Reserva Natural Tanimboca
"Je me suis réveillé à quatre heures du matin à quarante mètres du sol et la forêt avait des opinions sur ma présence."
Le chauffeur de taxi à Leticia qui m’a conduit à Tanimboca avait de fortes opinions à ce sujet. “Les gens montent là-haut et ne reviennent pas avant le lendemain,” a-t-il dit, comme si c’était la preuve d’une secte. Il n’avait pas tort sur la partie du-pas-revenir-avant-le-lendemain. La réserve est à quinze minutes du centre de Leticia, suffisamment dans la forêt secondaire pour que la ville disparaisse complètement, et la principale option d’hébergement consiste à dormir sur des plateformes en bois construites à des hauteurs allant de quinze à quarante mètres dans la canopée — des structures ouvertes avec des rambardes en corde, un matelas, une moustiquaire, et rien d’autre entre vous et la forêt à toutes les altitudes.
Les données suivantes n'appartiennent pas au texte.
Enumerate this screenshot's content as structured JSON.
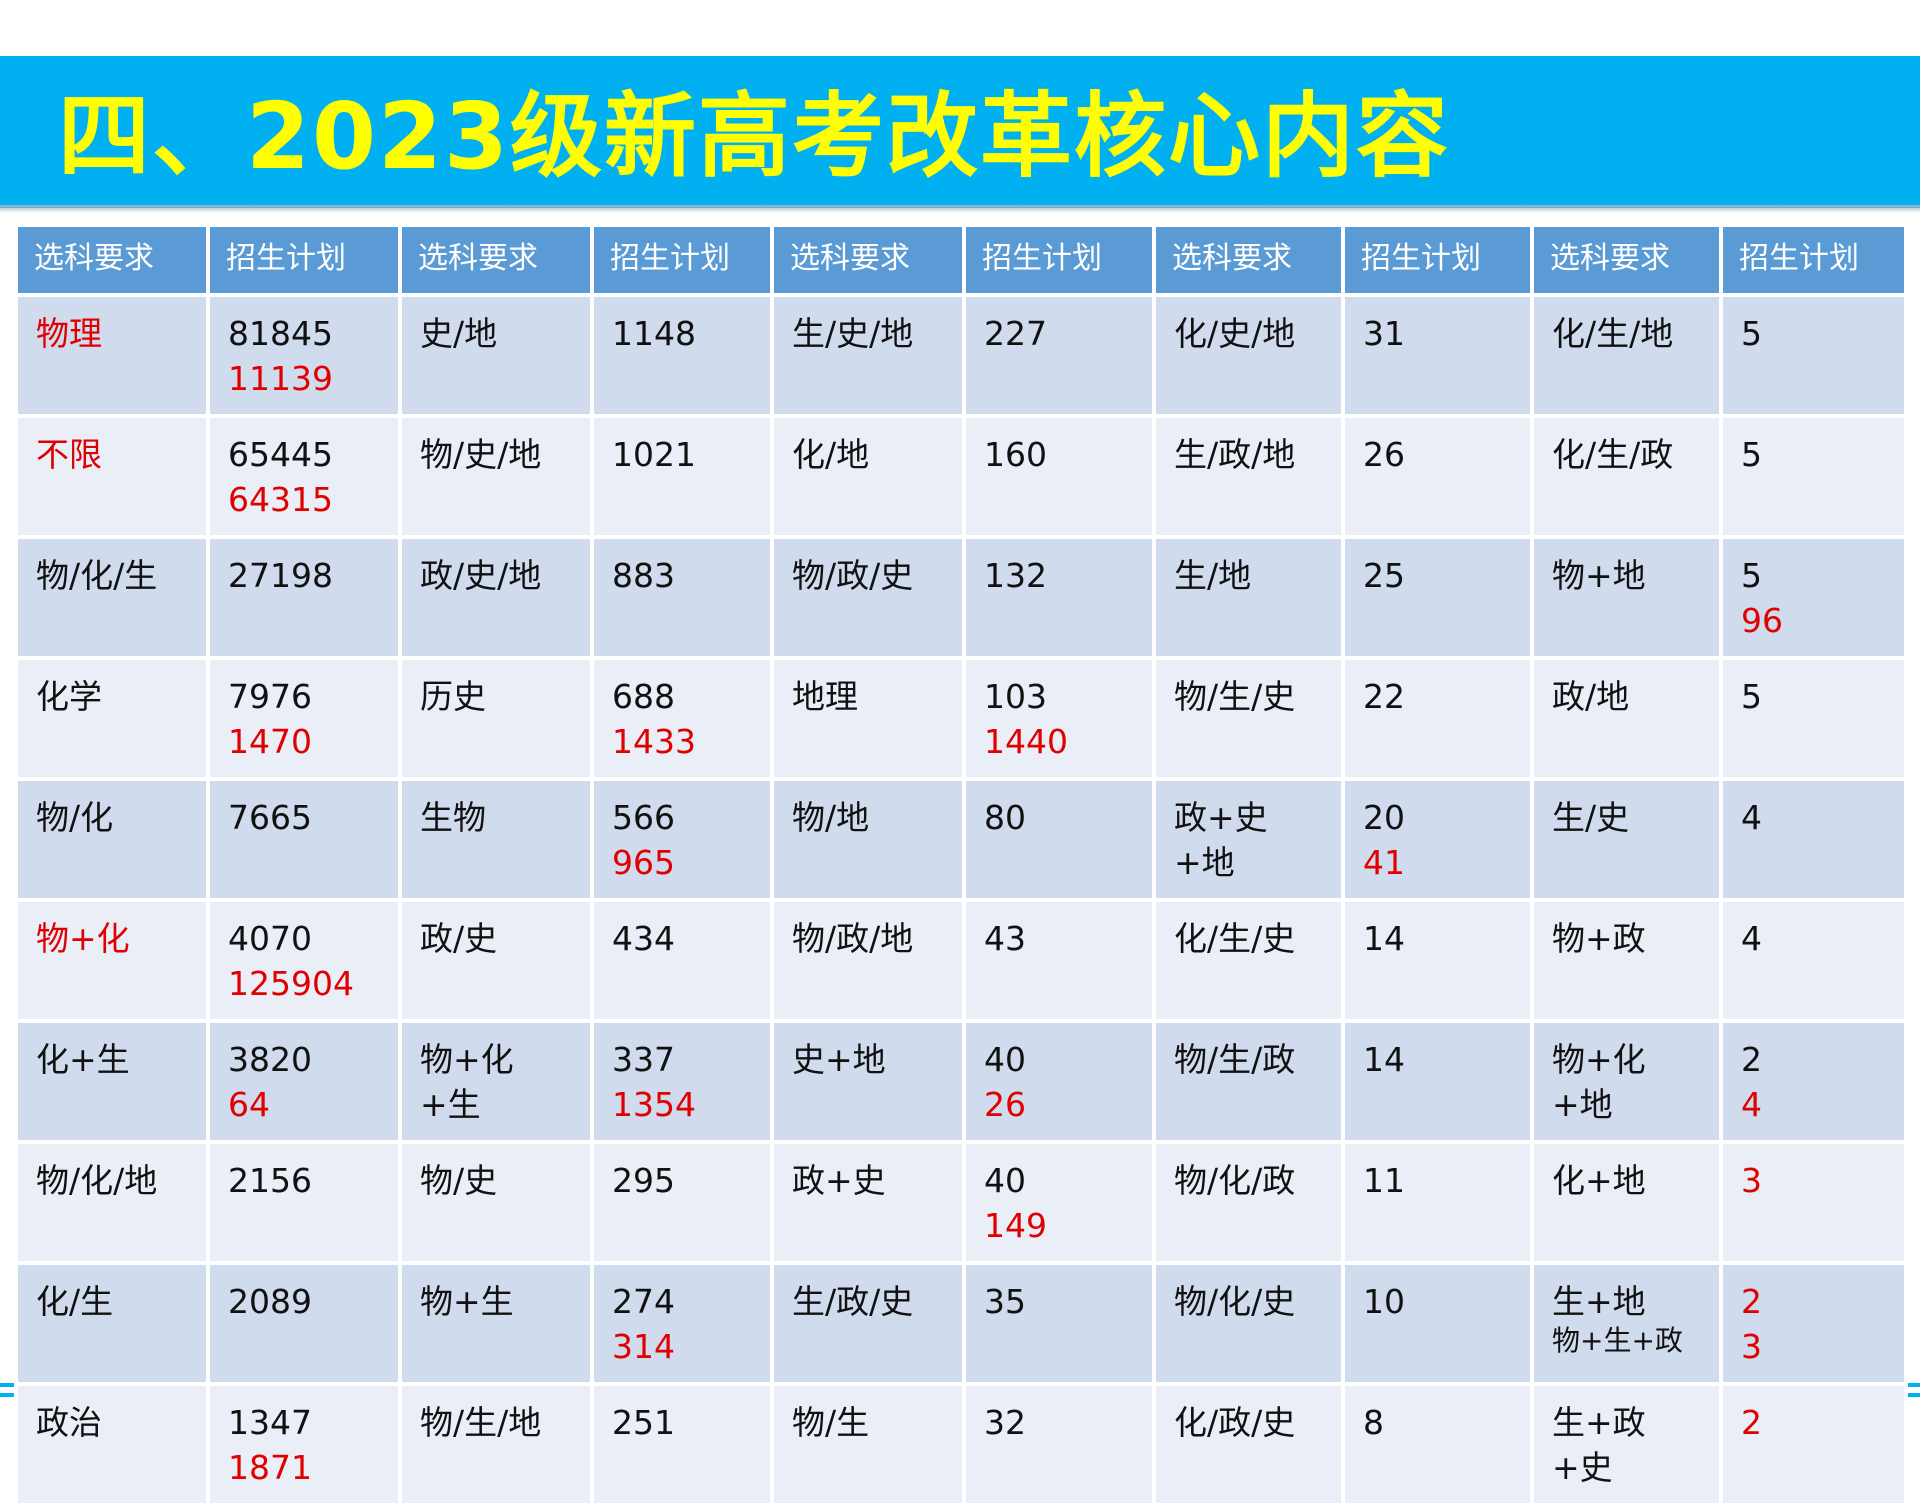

Je suis arrivé en fin d’après-midi et le gérant, un homme à la voix douce nommé Germán qui dirigeait la réserve avec sa famille depuis vingt ans, m’a conduit à travers la forêt sur un sentier qui m’a montré ce que quarante mètres de forêt verticale contient vraiment. Au niveau du sol : des racines, des champignons, de la litière de feuilles et l’air frais et humide d’un endroit que le soleil atteint à peine. À dix mètres : la première couche de sous-bois, dense en palmiers et fougères tolérants à l’ombre, les chants de tangaras et de fourmiliers qui ne montent jamais plus haut. À vingt : une zone de transition où les lianes commencent à s’épaissir et les épiphytes colonisent chaque surface horizontale. À trente mètres et au-dessus : la canopée proprement dite, où les grands arbres déploient leurs couronnes et la lumière arrive enfin directe et chaude.

Germán avait construit les plateformes lui-même, au fil des années, en utilisant des arbres tombés naturellement comme points d’ancrage et des systèmes de corde inspectés et remplacés selon un calendrier fixe. Il parlait de la canopée comme un promoteur immobilier pourrait parler d’un bâtiment qu’il a construit de ses propres mains — avec une connaissance précise de chaque poutre, et avec la fierté particulière de quelqu’un qui avait identifié un problème (comment laisser les gens expérimenter la forêt en hauteur sans l’endommager) et l’avait résolu à travers des années d’itération. Les plateformes nocturnes utilisent des systèmes d’escalade d’arbres, pas des structures permanentes, ce qui signifie ni clous ni boulons dans le bois vivant.
Je suis monté sur ma plateforme à quarante mètres juste avant le coucher du soleil, et la lumière était extraordinaire — la canopée s’étendait sous moi comme un océan vert texturé, des oiseaux s’y déplaçant dans toutes les directions, la dernière lumière horizontale atteignant les couronnes des arbres émergents au-dessus de la couche de canopée. Des toucans passaient en vol à hauteur des yeux. Un groupe d’aras a tracé une diagonale rouge dans le ciel et a disparu dans la ligne d’arbres vers le nord. Les sons ont changé à mesure que l’obscurité arrivait : les oiseaux diurnes se taisant, les nocturnes émergeant, puis les grenouilles et les insectes construisant leur contrepoint jusqu’à ce que l’ensemble soit aussi bruyant qu’être à l’intérieur d’une machine.

J’ai mal dormi et extrêmement bien. L’inconfort était réel — la plateforme oscillait légèrement dans le vent, les sons n’étaient pas propices au sommeil de quelqu’un habitué aux murs — mais l’expérience de se réveiller à trois heures du matin et de rester allongé dans l’obscurité à quarante mètres au-dessus du sol forestier, à écouter la forêt vaquer à ses affaires autour de moi, était sans ressemblance avec ce qu’un lit dans un lodge aurait pu offrir. À l’aube, j’ai regardé la forêt se réveiller d’en haut : les toucans d’abord, puis les perroquets dans leurs escadrons verts, puis l’orchestre complet de la canopée à plein volume matinal.
Quand y aller : Tanimboca est accessible toute l’année et c’est l’une des rares expériences de canopée amazonienne disponibles sans expédition de plusieurs jours. La réservation à l’avance est indispensable pour les plateformes de sommeil en cimes d’arbres, qui sont limitées. Les visites de jour pour la promenade en canopée et les sentiers forestiers sont également possibles sans nuitée.